I'm not convinced that adding a class makes things more stable rather than less. If anything the name should be more like a versions ASDF3-OPERATION than USER-OPERATION. And what of people who want to define methods on ALL operations? Or do you want to document two distinct classes, the base of all the hierarchy OPERATION, versus the base for user-extensibility, with plenty of additional semantics, that would be ASDF3-OPERATION? But what if people precisely want no additional semantics? Worse, what if a third party wants to hook in additional semantics to some (or all) operations? I think it makes sense to define new classes when you add new semantics, and not put all the functionality in the base class; but I don't think it makes sense to create gratuitous new classes just because you believe their might be a need for an entry point.
But once again, I believe it's too late to do anything about OPERATION. So let's consider a potential future cleanup one might want to do. Let's pick an "easy" one: the case of MODULE and SYSTEM. When rewriting ASDF, I initially wanted to make a system NOT be a MODULE, but to introduce separate classes PARENT-COMPONENT and CHILD-COMPONENT, such that a MODULE would be both a PARENT- and a CHILD- whereas a SYSTEM would be a PARENT- but not a CHILD-. This wasn't compatible with many systems that define methods on MODULE for the specific purpose of their being run on systems: indeed, that was the recommended backward-compatible way in the manual(!) to override the file type of Lisp files in a system, as opposed to the new way of using (and maybe defining) a subclass of CL-SOURCE-FILE with a different :type. If you want to clean that up, you'll have to make sure no one write methods on MODULE and expect them to work on SYSTEM. That will require changing a few systems in Quicklisp and providing a transition period; but eventually, you can make that cleanup. And for that cleanup, it would be counter-productive to rename the whole class hierarchy and make everything incompatible, when 99% of the code is compatible, and the offending code is arguably buggy (be it at the suggestion of the buggy manual).

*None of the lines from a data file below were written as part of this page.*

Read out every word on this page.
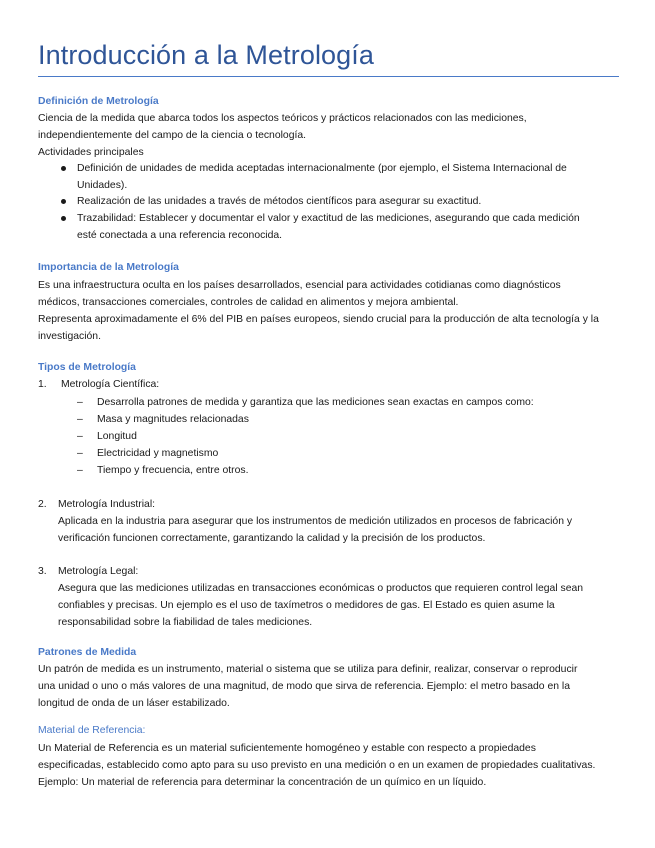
Introducción a la Metrología
Definición de Metrología
Ciencia de la medida que abarca todos los aspectos teóricos y prácticos relacionados con las mediciones,
independientemente del campo de la ciencia o tecnología.
Actividades principales
Definición de unidades de medida aceptadas internacionalmente (por ejemplo, el Sistema Internacional de
Unidades).
Realización de las unidades a través de métodos científicos para asegurar su exactitud.
Trazabilidad: Establecer y documentar el valor y exactitud de las mediciones, asegurando que cada medición
esté conectada a una referencia reconocida.
Importancia de la Metrología
Es una infraestructura oculta en los países desarrollados, esencial para actividades cotidianas como diagnósticos
médicos, transacciones comerciales, controles de calidad en alimentos y mejora ambiental.
Representa aproximadamente el 6% del PIB en países europeos, siendo crucial para la producción de alta tecnología y la
investigación.
Tipos de Metrología
1. Metrología Científica:
– Desarrolla patrones de medida y garantiza que las mediciones sean exactas en campos como:
– Masa y magnitudes relacionadas
– Longitud
– Electricidad y magnetismo
– Tiempo y frecuencia, entre otros.
2. Metrología Industrial:
Aplicada en la industria para asegurar que los instrumentos de medición utilizados en procesos de fabricación y
verificación funcionen correctamente, garantizando la calidad y la precisión de los productos.
3. Metrología Legal:
Asegura que las mediciones utilizadas en transacciones económicas o productos que requieren control legal sean
confiables y precisas. Un ejemplo es el uso de taxímetros o medidores de gas. El Estado es quien asume la
responsabilidad sobre la fiabilidad de tales mediciones.
Patrones de Medida
Un patrón de medida es un instrumento, material o sistema que se utiliza para definir, realizar, conservar o reproducir
una unidad o uno o más valores de una magnitud, de modo que sirva de referencia. Ejemplo: el metro basado en la
longitud de onda de un láser estabilizado.
Material de Referencia:
Un Material de Referencia es un material suficientemente homogéneo y estable con respecto a propiedades
especificadas, establecido como apto para su uso previsto en una medición o en un examen de propiedades cualitativas.
Ejemplo: Un material de referencia para determinar la concentración de un químico en un líquido.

Class hierarchy surgery is hard. But "just create a new hierarchy" is sometimes self-defeating. If the goal is a better system at the price of incompatibility, consider XCVB. If the goal is to slowly steer the CL community towards having a saner build system, all the while providing a smooth upgrade path via backward compatibility with recent-enough versions, then software surgery is the rule.
—♯ƒ • François-René ÐVB Rideau •Reflection&Cybernethics• http://fare.tunes.org Tradition is the matter of which civilization is made. Anyone who rejects tradition per se should be left naked in a desert island. Innovation is the matter with which civilization is built. Anyone who rejects innovation per se should be left naked in a desert island.